Switzerland scored pretty well in most measures, but it scored the lowest in efficiency. It had the fourth highest total expenditures on health as a percent of GDP (11%).
- Overall ranking: 1
- Health expenditures per capita: $3,405
- Quality care ranking: 1
- Access ranking: 1
- Efficiency ranking: 1
- Equity ranking: 2
- Healthy Lives ranking: 10
The UK ranked number one overall compared to all of the other countries in the Commonwealth Fund report. It also ranked superior in cost, quality, access, and efficiency. In terms of computerized reminders for follow-up care, the UK scored a 95%. It also scored a 95% for providing diabetes patients with all four recommended services in chronic care. It scored exceptionally high in other quality measures like safety and coordinated care, as well.
Healthy lives was the one area where the UK did not shine, ranking ninth in terms of preventable mortality and healthy life expectancy, and eighth in infant mortality.
Some of the worst developed countries for health care
- Overall ranking: 9
- Health expenditures per capita: $4,118
- Quality care ranking: 8
- Access ranking: 11
- Efficiency ranking: 8
- Equity ranking: 7
- Healthy Lives ranking: 1
Although France had the lowest preventable mortality rate, a high life expectancy, and a low infant mortality rate, the country ranked ninth overall when compared to the other countries in the report. France ranked dead last in terms of access, scoring low in both timeliness and cost of care measures.
- Overall ranking: 10
- Health expenditures per capita: $4,522
- Quality care ranking: 9
- Access ranking: 8
- Efficiency ranking: 10
- Equity ranking: 9
- Healthy Lives ranking: 8
Perhaps the most surprising inclusion on the worst countries portion of this list, Canada ranked tenth overall relative to the other countries in the Commonwealth Fund report. The country ranked the lowest in efficiency, with the largest amount of patients visiting emergency departments for conditions that could have been treated by regular doctors, a high percentage of re-hospitalizations after treatment, and some inefficiencies with medical records that did not reach the doctor’s office in a timely manner. Canada scores a bit better on other measures, like access and effective care.
- Overall ranking: 11
- Health expenditures per capita: $8,508
- Quality care ranking: 5
- Access ranking: 4
- Efficiency ranking: 11
- Equity ranking: 11
- Healthy Lives ranking: 11
Coming in at number 11 on this list — dead last — is the United States. It had the most expensive health care costs per capita, at over $8,500, and the most expensive health care expenditures overall, at 17.7 % of GDP. It scored worse than every other country in the report.
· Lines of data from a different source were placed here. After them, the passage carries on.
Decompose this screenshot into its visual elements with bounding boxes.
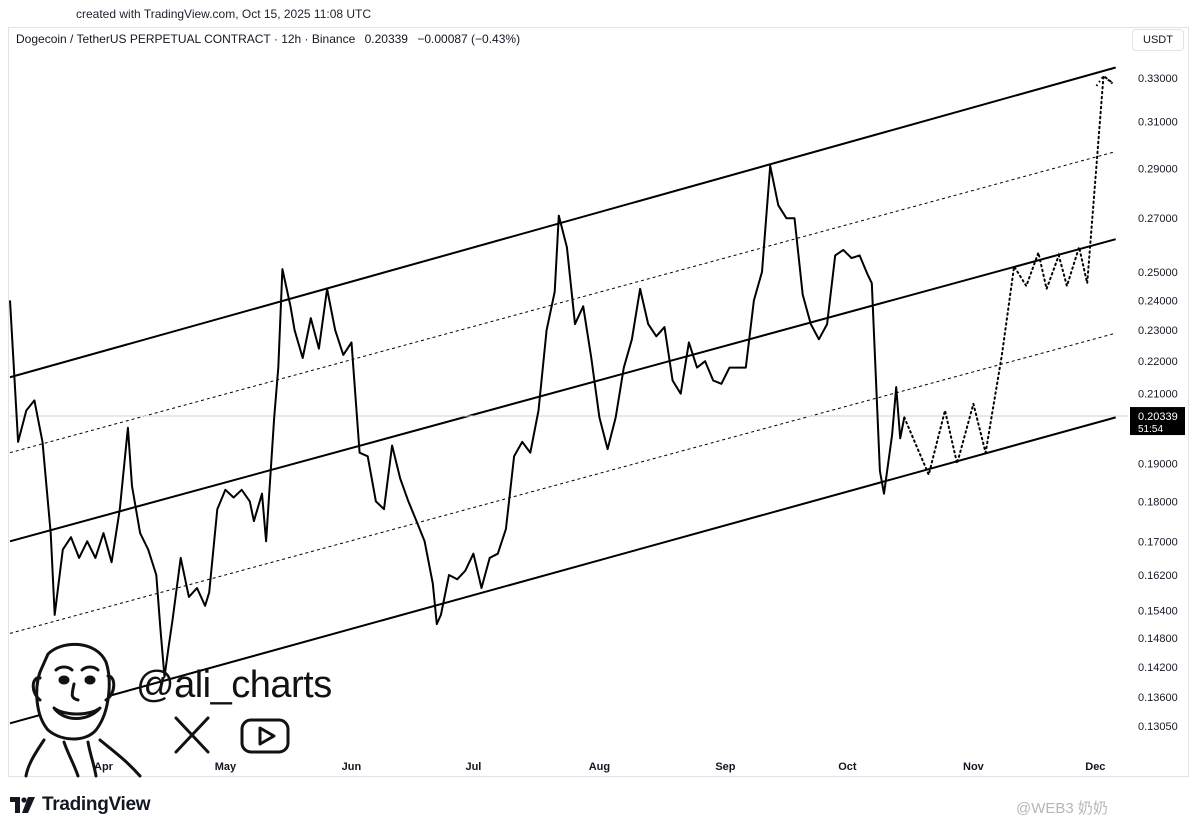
y-tick-label: 0.19000 (1138, 459, 1178, 471)
avatar (24, 642, 142, 778)
channel-line-1 (9, 66, 1116, 379)
y-tick-label: 0.24000 (1138, 295, 1178, 307)
symbol-legend[interactable]: Dogecoin / TetherUS PERPETUAL CONTRACT ·… (16, 32, 520, 46)
last-price-label: 0.20339 (1138, 411, 1178, 423)
tradingview-brand[interactable]: TradingView (10, 794, 151, 816)
y-tick-label: 0.31000 (1138, 117, 1178, 129)
x-tick-label: Jun (342, 761, 362, 773)
y-tick-label: 0.14800 (1138, 633, 1178, 645)
x-tick-label: Nov (963, 761, 985, 773)
price-change: −0.00087 (−0.43%) (417, 32, 521, 46)
y-tick-label: 0.17000 (1138, 536, 1178, 548)
last-price-tag (1130, 407, 1185, 436)
currency-button[interactable]: USDT (1132, 29, 1184, 51)
y-tick-label: 0.18000 (1138, 496, 1178, 508)
y-tick-label: 0.29000 (1138, 163, 1178, 175)
y-tick-label: 0.14200 (1138, 662, 1178, 674)
last-price-value: 0.20339 (364, 32, 408, 46)
y-tick-label: 0.25000 (1138, 267, 1178, 279)
watermark: @WEB3 奶奶 (1016, 800, 1108, 817)
channel-line-4 (9, 332, 1116, 634)
bar-countdown: 51:54 (1138, 424, 1163, 435)
projection-line (903, 73, 1113, 478)
y-tick-label: 0.33000 (1138, 73, 1178, 85)
created-caption: created with TradingView.com, Oct 15, 20… (76, 7, 372, 21)
projection-arrow-icon (1095, 74, 1116, 87)
x-tick-label: Apr (94, 761, 114, 773)
youtube-icon[interactable] (240, 718, 290, 754)
x-tick-label: Dec (1085, 761, 1105, 773)
x-tick-label: Sep (715, 761, 735, 773)
x-tick-label: Oct (838, 761, 857, 773)
x-tick-label: Jul (465, 761, 481, 773)
x-tick-label: May (215, 761, 237, 773)
y-tick-label: 0.21000 (1138, 389, 1178, 401)
author-handle: @ali_charts (136, 664, 332, 706)
channel-line-5 (9, 416, 1116, 725)
y-tick-label: 0.13600 (1138, 692, 1178, 704)
tradingview-logo-icon (10, 797, 35, 813)
chart-frame (8, 27, 1189, 777)
y-tick-label: 0.22000 (1138, 356, 1178, 368)
symbol-title: Dogecoin / TetherUS PERPETUAL CONTRACT ·… (16, 32, 356, 46)
y-tick-label: 0.13050 (1138, 721, 1178, 733)
y-tick-label: 0.16200 (1138, 570, 1178, 582)
price-line (9, 164, 906, 678)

In regards to equity, there appears to be a marked difference in care between those with lower than average incomes and those with higher than average incomes. The U.S. had the highest amount of infant moralities and it ranked second to last in preventable deaths, compared to other countries in the Commonwealth Fund report.
Although it scored low in many areas, the U.S. did fare a bit better in quality and access measures. In regards to access, the U.S. scored low on cost of care measures, but it scored better on timeliness of care.